Cynomolgus monkeys can cost up to $10,000 each and have been in demand for coronavirus vaccine research, according to the New York Times.
The crash in Pennsylvania of a truck transporting 100 monkeys to a laboratory has allowed four of them to escape, triggering a search by police who warned the public not to approach the animals.
The vehicle collided with a dump truck near Danville, Pennsylvania on Friday afternoon, en route to a laboratory in Florida.
Police said on Twitter that four monkeys had "fled the crash scene into the surrounding area."
Three were later captured, but one was still on the loose on Saturday morning.
The local WNEP news site said a police helicopter with thermal cameras was used to track down the cynomolgus monkeys, while officers on the ground used powerful flashlights.

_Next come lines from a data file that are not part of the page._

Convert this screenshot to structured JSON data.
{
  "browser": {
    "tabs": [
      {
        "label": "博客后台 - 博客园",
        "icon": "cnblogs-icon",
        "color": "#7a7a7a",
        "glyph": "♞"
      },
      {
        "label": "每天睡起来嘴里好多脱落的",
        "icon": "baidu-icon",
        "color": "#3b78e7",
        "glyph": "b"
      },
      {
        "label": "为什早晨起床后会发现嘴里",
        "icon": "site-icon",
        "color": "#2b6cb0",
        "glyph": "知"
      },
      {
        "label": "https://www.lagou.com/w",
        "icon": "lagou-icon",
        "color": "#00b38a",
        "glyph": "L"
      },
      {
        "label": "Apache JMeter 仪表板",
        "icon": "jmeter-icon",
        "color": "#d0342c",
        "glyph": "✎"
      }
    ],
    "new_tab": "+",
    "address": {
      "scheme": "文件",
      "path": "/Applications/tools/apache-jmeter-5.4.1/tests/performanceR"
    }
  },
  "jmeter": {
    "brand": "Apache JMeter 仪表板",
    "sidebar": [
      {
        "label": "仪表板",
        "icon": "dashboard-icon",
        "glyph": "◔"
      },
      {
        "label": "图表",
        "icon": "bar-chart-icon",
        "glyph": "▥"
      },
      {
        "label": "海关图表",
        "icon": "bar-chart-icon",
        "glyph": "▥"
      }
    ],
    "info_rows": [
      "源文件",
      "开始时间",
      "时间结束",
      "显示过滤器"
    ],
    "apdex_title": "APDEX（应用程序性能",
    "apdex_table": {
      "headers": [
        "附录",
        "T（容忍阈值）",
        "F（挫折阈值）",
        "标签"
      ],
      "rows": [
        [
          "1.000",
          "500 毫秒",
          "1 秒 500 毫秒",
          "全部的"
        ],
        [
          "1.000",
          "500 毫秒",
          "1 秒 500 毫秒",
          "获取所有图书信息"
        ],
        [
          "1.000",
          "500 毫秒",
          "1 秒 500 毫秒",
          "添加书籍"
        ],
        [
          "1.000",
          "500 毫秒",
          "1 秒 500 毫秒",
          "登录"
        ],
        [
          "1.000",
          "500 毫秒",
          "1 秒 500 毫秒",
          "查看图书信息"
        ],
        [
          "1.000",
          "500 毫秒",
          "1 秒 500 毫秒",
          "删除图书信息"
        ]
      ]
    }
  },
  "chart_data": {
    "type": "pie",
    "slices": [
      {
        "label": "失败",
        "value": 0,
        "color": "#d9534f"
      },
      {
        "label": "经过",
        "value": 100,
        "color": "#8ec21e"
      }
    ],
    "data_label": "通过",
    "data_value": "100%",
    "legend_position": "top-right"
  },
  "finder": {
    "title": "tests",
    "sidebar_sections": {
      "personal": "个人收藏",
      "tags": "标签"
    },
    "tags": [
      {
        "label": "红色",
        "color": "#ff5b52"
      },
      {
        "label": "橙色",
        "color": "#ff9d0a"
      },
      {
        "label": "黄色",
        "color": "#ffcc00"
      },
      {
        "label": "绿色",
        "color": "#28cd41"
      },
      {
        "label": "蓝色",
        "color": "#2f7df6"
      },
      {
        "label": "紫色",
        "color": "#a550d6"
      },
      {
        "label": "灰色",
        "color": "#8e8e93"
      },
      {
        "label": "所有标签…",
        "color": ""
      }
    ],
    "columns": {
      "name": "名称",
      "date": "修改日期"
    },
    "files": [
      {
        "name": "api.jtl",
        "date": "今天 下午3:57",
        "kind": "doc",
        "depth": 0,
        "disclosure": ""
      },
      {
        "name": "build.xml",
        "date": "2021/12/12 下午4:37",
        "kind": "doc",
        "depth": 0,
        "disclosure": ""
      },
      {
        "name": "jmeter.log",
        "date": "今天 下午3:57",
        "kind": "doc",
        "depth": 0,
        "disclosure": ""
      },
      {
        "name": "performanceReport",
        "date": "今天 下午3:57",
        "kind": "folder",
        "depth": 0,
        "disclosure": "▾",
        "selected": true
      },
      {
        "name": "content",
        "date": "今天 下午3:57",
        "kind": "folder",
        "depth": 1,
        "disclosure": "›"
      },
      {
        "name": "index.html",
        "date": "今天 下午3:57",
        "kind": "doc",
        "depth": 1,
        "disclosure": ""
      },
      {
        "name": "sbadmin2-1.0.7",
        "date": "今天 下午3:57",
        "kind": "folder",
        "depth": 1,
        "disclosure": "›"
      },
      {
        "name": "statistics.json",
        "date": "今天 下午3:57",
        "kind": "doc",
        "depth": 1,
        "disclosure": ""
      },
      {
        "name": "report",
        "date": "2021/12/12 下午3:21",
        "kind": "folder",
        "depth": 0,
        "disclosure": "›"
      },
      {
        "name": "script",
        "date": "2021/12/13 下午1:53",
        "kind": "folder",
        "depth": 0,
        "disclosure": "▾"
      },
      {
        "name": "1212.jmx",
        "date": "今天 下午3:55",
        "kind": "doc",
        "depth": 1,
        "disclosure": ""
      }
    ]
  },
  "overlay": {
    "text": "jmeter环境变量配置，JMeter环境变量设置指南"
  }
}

Pennsylvania State Police released an image of one primate perched in a tree off Route 54 during the freezing cold night.
A reporter said police surrounded the monkey before shots were fired from an unidentified weapon.
"Crash Update: There is still one monkey unaccounted for, but we are asking that no one attempt to look for or capture the animal," police troopers said on Twitter on Saturday morning.
Cynomolgus monkeys -- also known as long-tailed macaques -- can cost up to $10,000 each and have been in demand for coronavirus vaccine research, according to the New York Times. They can live for 30 years in captivity.